Thank goodness for podcasting. I was in Chicago on September 11 this year, but, with the magic of digital archiving, I was able to get caught up on my favorite radio program, the Michael Medved Show, when I returned. And I just listened to his broadcast on Sept. 11 yesterday. Boy, did it bring back a flood of memories.
I was up unusually early that Tuesday morning. I had to be at work by 7:30 AM. I was puttering around the kitchen at 6:00, making a peanut butter and banana sandwich for breakfast. The radio was on, and I was listening to the Kirby Wilbur Show on AM 570. He was talking about a local story -- a boy who had accidentally been killed by his father at a shooting range. About a quarter after the hour, the newscaster, Carleen Johnson, broke into his show and said, in a voice I'll never forget, "Kirby, I'm seeing reports that a plane has flown into one of the World Trade Center towers in New York."
Of course, at first, we thought it was a small, private plane that had lost its bearings and slammed into the building in a tragic accident. I could not conceive that it would be anything else. But, knowing that Jason has interest in both giant skyscrapers and airplanes, I shook him awake and told him to turn on the TV before I went into the shower. While in the shower, I was still listening to the radio when they reported that another airplane had crashed into the other WTC tower. I screamed out, "Terrorists!" Oh God! What a horrible day.
On my drive to work, I heard about the plane exploding into the side of the Pentagon. Soon afterward came news of a possibly unrelated jet crash in Pennsylvania. Driving, driving, driving. I heard that helicopters were trying to fly close enough to rescue people trapped in the top floors of the WTC towers. "They have to get those people out," I whispered to myself, "Because those towers are going to collapse." I don't know how I knew it, but I just had a terrible vision of the two proud structures tumbling to the ground in clouds of smoke and debris. When I saw the footage of the same later, it was hellish déjà vu.
At work it was pale faces, haunted eyes, and hushed voices all day. We kept the radio on in the office as each unfolding of wretched news held our tortured attention. When I returned home that afternoon, I did what I never do: Turned on the television and sat on the couch without moving. It takes a lot of time to ingest that level of evil. Jason came home, and we watched almost all night, praying for news of more rescues, more heroism, more hope. We wanted and needed to know that somehow, someway, our country would survive.
When I drove to work the next morning, I looked at the late summer glory surrounding me. There is no place on earth more beautiful to my eyes than Washington. And I tried to memorize it, because I was convinced that everything had changed forever. I looked to the future, and all I could see was attack after attack by a dispersed, determined, and diabolical enemy. And, admit it, that's what you saw on September 12, 2001, too.

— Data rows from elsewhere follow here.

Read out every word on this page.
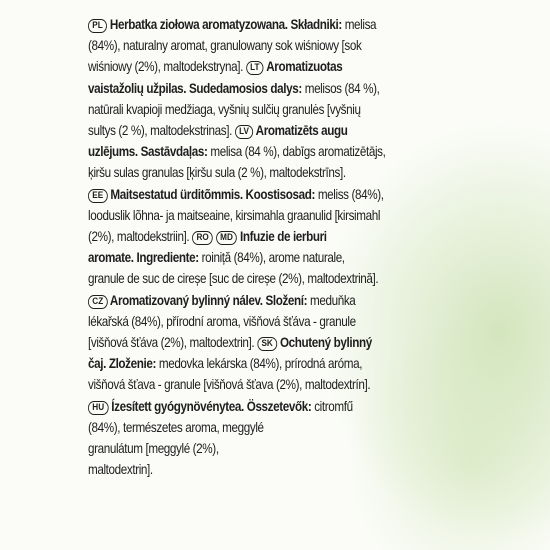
PL Herbatka ziołowa aromatyzowana. Składniki: melisa
(84%), naturalny aromat, granulowany sok wiśniowy [sok
wiśniowy (2%), maltodekstryna]. LT Aromatizuotas
vaistažolių užpilas. Sudedamosios dalys: melisos (84 %),
natūrali kvapioji medžiaga, vyšnių sulčių granulės [vyšnių
sultys (2 %), maltodekstrinas]. LV Aromatizēts augu
uzlējums. Sastāvdaļas: melisa (84 %), dabīgs aromatizētājs,
ķiršu sulas granulas [ķiršu sula (2 %), maltodekstrīns].
EE Maitsestatud ürditõmmis. Koostisosad: meliss (84%),
looduslik lõhna- ja maitseaine, kirsimahla graanulid [kirsimahl
(2%), maltodekstriin]. RO MD Infuzie de ierburi
aromate. Ingrediente: roiniță (84%), arome naturale,
granule de suc de cireșe [suc de cireșe (2%), maltodextrină].
CZ Aromatizovaný bylinný nálev. Složení: meduňka
lékařská (84%), přírodní aroma, višňová šťáva - granule
[višňová šťáva (2%), maltodextrin]. SK Ochutený bylinný
čaj. Zloženie: medovka lekárska (84%), prírodná aróma,
višňová šťava - granule [višňová šťava (2%), maltodextrín].
HU Ízesített gyógynövénytea. Összetevők: citromfű
(84%), természetes aroma, meggylé
granulátum [meggylé (2%),
maltodextrin].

And so, when I listened to Michael Medved last night, it all came rushing back to me -- that day of seven years ago. I started crying. And, when Mr. Medved played clips of President Bush's addressing the nation, whether from the Capitol or from a pile of rubble in Manhattan, I cried even harder. Damn it. You know what? I felt this overwhelming need to say, "Thank you, Mr. President." Because what I thought would be on September 12, 2001 is not my reality on September 24, 2008.
George W. Bush has been simultaneously vilified and dismissed over these past seven years. And, I'll confess, I did not agree that this current Iraq War was the best investment of American lives and taxpayers' dollars; but, here is the thing: I do not fear flying on an airplane. I do not hesitate to ride on public transportation or visit a shopping center. In the most important job that a U.S. President has -- protecting our country from attack; keeping citizens safe -- President Bush has done a remarkable job.
Thank you, Mr. President. You have this American's gratitude.